IDDRI will develop a diagnosis at two levels:
- a diagnosis of the current state of the PA using the expectations outlined in IDDRI’s 2015 publications as a benchmark. This work will map available data to support an evidence-based analysis of the achievements and limitations of the Paris Agreement 10 years after its adoption and guide follow-up analysis with key partners around the world on selected areas, ultimately generating joint recommendations for necessary improvements.
- a stock take of where countries stand in mitigation ambition and climate policy governance, based on the Deep Decarbonisation Pathways (DDP) initiative, a network of national decarbonisation experts. The annual DDP report will undertake an analysis of the progress of climate action in about 20 key countries a decade after the PA.
The diffusion of PA objectives across non-state actors and its orchestration
The climate objectives have percolated across non-state actors (NSAs) and through the multiplicity of international fora that support the international rule-based system. It illustrates the mainstreaming of the climate considerations and the implementation of the objectives of the PA in different sectors and policy areas. But while there is ad hoc evidence of this percolation across various sectors, including the financial sector, there is limited structured data on how the global goals of the PA have diffused across the work programmes, activities and practices of international organisations (IOs) and businesses. The orchestration of climate action, spread across numerous siloed IOs, and credibility of green claims is a critical challenge to inform progress and guide future action.
In this context, IDDRI will partner with international organizatons and business associations to support and assess this mainstreaming of the PA's goals.
Strengthening the implementation of the Global Stocktake signals, with a focus on energy
The Global Stocktake (GST), a core mechanism established by the PA, concluded at COP28 with several recommendations to get on track to the long-term temperature and adaptation goals, including specific new granular global goals. Two prominent ones are tripling REs by 2030 and transitioning away from fossil fuels in a just, orderly and equitable manner. However, collective goals face challenges. To address this, strategic forums will be needed throughout 2025 to support cooperative action and tackle the challenges hindering progress—for instance, as part of the Roadmap to Mission 1.5 and via themed-based bilateral and mini-lateral dialogues. The energy agenda must provide means to keep countries that must take the lead accountable and understand the positions of major southern countries on just transition away from fossil fuels. It is also essential to identify next steps for ensuring a steady RE expansion that minimizes trade frictions, while fostering development and resilience across the board.

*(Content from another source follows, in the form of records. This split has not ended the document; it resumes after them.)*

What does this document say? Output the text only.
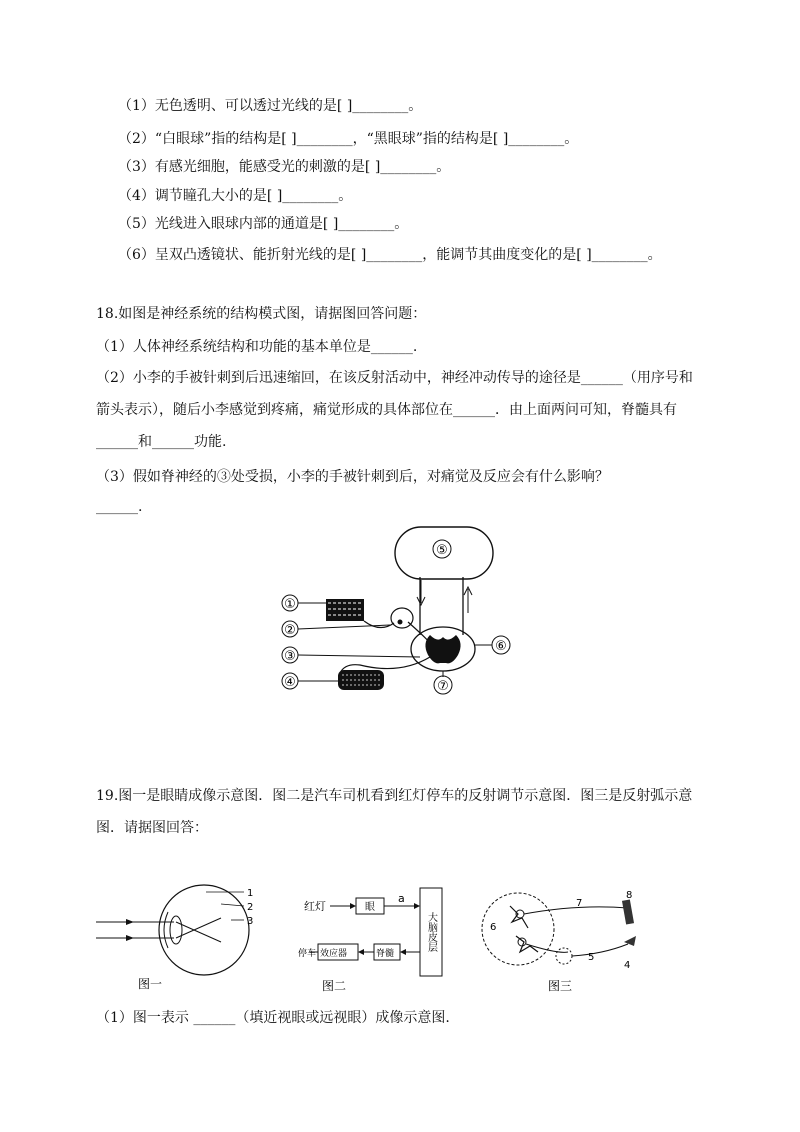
（1）无色透明、可以透过光线的是[ ]________。
（2）“白眼球”指的结构是[ ]________，“黑眼球”指的结构是[ ]________。
（3）有感光细胞，能感受光的刺激的是[ ]________。
（4）调节瞳孔大小的是[ ]________。
（5）光线进入眼球内部的通道是[ ]________。
（6）呈双凸透镜状、能折射光线的是[ ]________，能调节其曲度变化的是[ ]________。
18.如图是神经系统的结构模式图，请据图回答问题：
（1）人体神经系统结构和功能的基本单位是______.
（2）小李的手被针刺到后迅速缩回，在该反射活动中，神经冲动传导的途径是______（用序号和
箭头表示），随后小李感觉到疼痛，痛觉形成的具体部位在______．由上面两问可知，脊髓具有
______和______功能.
（3）假如脊神经的③处受损，小李的手被针刺到后，对痛觉及反应会有什么影响？
______.
⑤
①
②
③
④
⑥
⑦
19.图一是眼睛成像示意图．图二是汽车司机看到红灯停车的反射调节示意图．图三是反射弧示意
图．请据图回答：
1
2
3
图一
红灯	眼
a
大脑皮层
脊髓
效应器
停车
图二
8
7
6
5
4
图三
（1）图一表示 ______（填近视眼或远视眼）成像示意图.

IDDRI will work with big emerging countries on this workstream.
Better integration of equity and justice considerations
Equity and fairness are central to climate negotiations. They are well anchored in the principles and goals of the PA and essential to leverage political will and action. Challenges persist in their operationalization, and across time, geographies and scales. At UNFCCC level, this is evidenced by poor outcome landed at COP29 on the Just Transition Work Programme. In the real economy, this is shown by the tensions about national industrial policies and the absence of common visions for economic cooperation around the goal of transition. As mitigation efforts deepen and climate impacts accelerate, a re-focus on how to effectively consider equity and fairness is needed.
In this context, IDDRI is organizing dialogues with emerging countries to support local just transitions and to guide the international cooperation ecosystem to better integrate equity and fairness considerations in the race to meet the PA goals.